Python多线程和PostgreSQL
我想加速我的一项任务,我写了一个小程序:Python多线程和PostgreSQL,python,multithreading,postgresql,psycopg2,Python,Multithreading,Postgresql,Psycopg2,我想加速我的一项任务,我写了一个小程序: import psycopg2 import random from concurrent.futures import ThreadPoolExecutor, as_completed def write_sim_to_db(all_ids2): if all_ids1[i] != all_ids2: c.execute("""SELECT count(*) FROM similarity WHERE prod_id1 =
import psycopg2
import random
from concurrent.futures import ThreadPoolExecutor, as_completed
def write_sim_to_db(all_ids2):
if all_ids1[i] != all_ids2:
c.execute("""SELECT count(*) FROM similarity WHERE prod_id1 = %s AND prod_id2 = %s""", (all_ids1[i], all_ids2,))
count = c.fetchone()
if count[0] == 0:
sim_sum = random.random()
c.execute("""INSERT INTO similarity(prod_id1, prod_id2, sim_sum)
VALUES(%s, %s, %s)""", (all_ids1[i], all_ids2, sim_sum,))
conn.commit()
conn = psycopg2.connect("dbname='db' user='user' host='localhost' password='pass'")
c = conn.cursor()
all_ids1 = list(n for n in range(1000))
all_ids2_list = list(n for n in range(1000))
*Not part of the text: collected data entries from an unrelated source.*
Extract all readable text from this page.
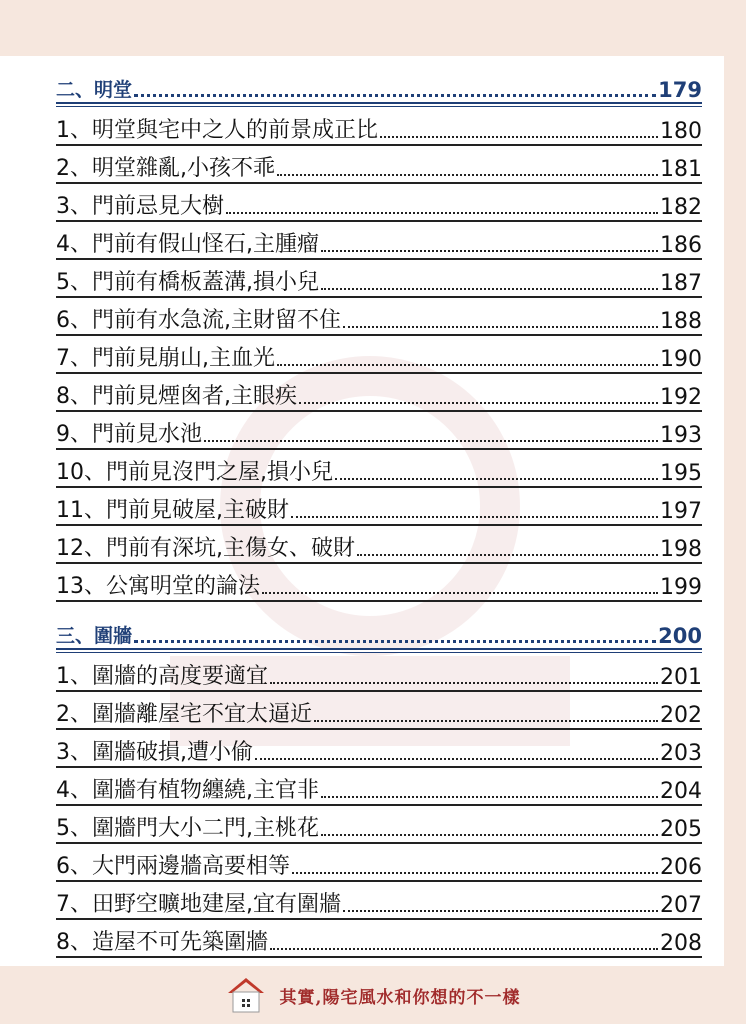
二、明堂	179
1、明堂與宅中之人的前景成正比	180
2、明堂雜亂,小孩不乖	181
3、門前忌見大樹	182
4、門前有假山怪石,主腫瘤	186
5、門前有橋板蓋溝,損小兒	187
6、門前有水急流,主財留不住	188
7、門前見崩山,主血光	190
8、門前見煙囪者,主眼疾	192
9、門前見水池	193
10、門前見沒門之屋,損小兒	195
11、門前見破屋,主破財	197
12、門前有深坑,主傷女、破財	198
13、公寓明堂的論法	199
三、圍牆	200
1、圍牆的高度要適宜	201
2、圍牆離屋宅不宜太逼近	202
3、圍牆破損,遭小偷	203
4、圍牆有植物纏繞,主官非	204
5、圍牆門大小二門,主桃花	205
6、大門兩邊牆高要相等	206
7、田野空曠地建屋,宜有圍牆	207
8、造屋不可先築圍牆	208
其實,陽宅風水和你想的不一樣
for i in range(len(all_ids1)):
with ThreadPoolExecutor(max_workers=5) as pool:
results = [pool.submit(write_sim_to_db, i) for i in all_ids2_list]
有一段时间,程序运行正常。但是我得到了一个错误:
Segmentation fault (core dumped)
或
如果我在一个线程中运行这个程序,它工作得很好
with ThreadPoolExecutor(max_workers=1) as pool:
Postgresql似乎没有时间处理事务。但我不确定。在日志文件中没有任何错误
我不知道如何找到错误。
帮助。这是加快速度的明智方法。它将比您的代码更快、更简单
tuple_list = []
for p1 in range(3):
for p2 in range(3):
if p1 == p2: continue
tuple_list.append((p1,p2,random.random()))
insert = """
insert into similarity (prod_id1, prod_id2, sim_sum)
select prod_id1, prod_id2, i.sim_sum
from
(values
{}
) i (prod_id1, prod_id2, sim_sum)
left join
similarity s using (prod_id1, prod_id2)
where s is null
""".format(',\n '.join(['%s'] * len(tuple_list)))
print cur.mogrify(insert, tuple_list)
cur.execute(insert, tuple_list)
输出:
insert into similarity (prod_id1, prod_id2, sim_sum)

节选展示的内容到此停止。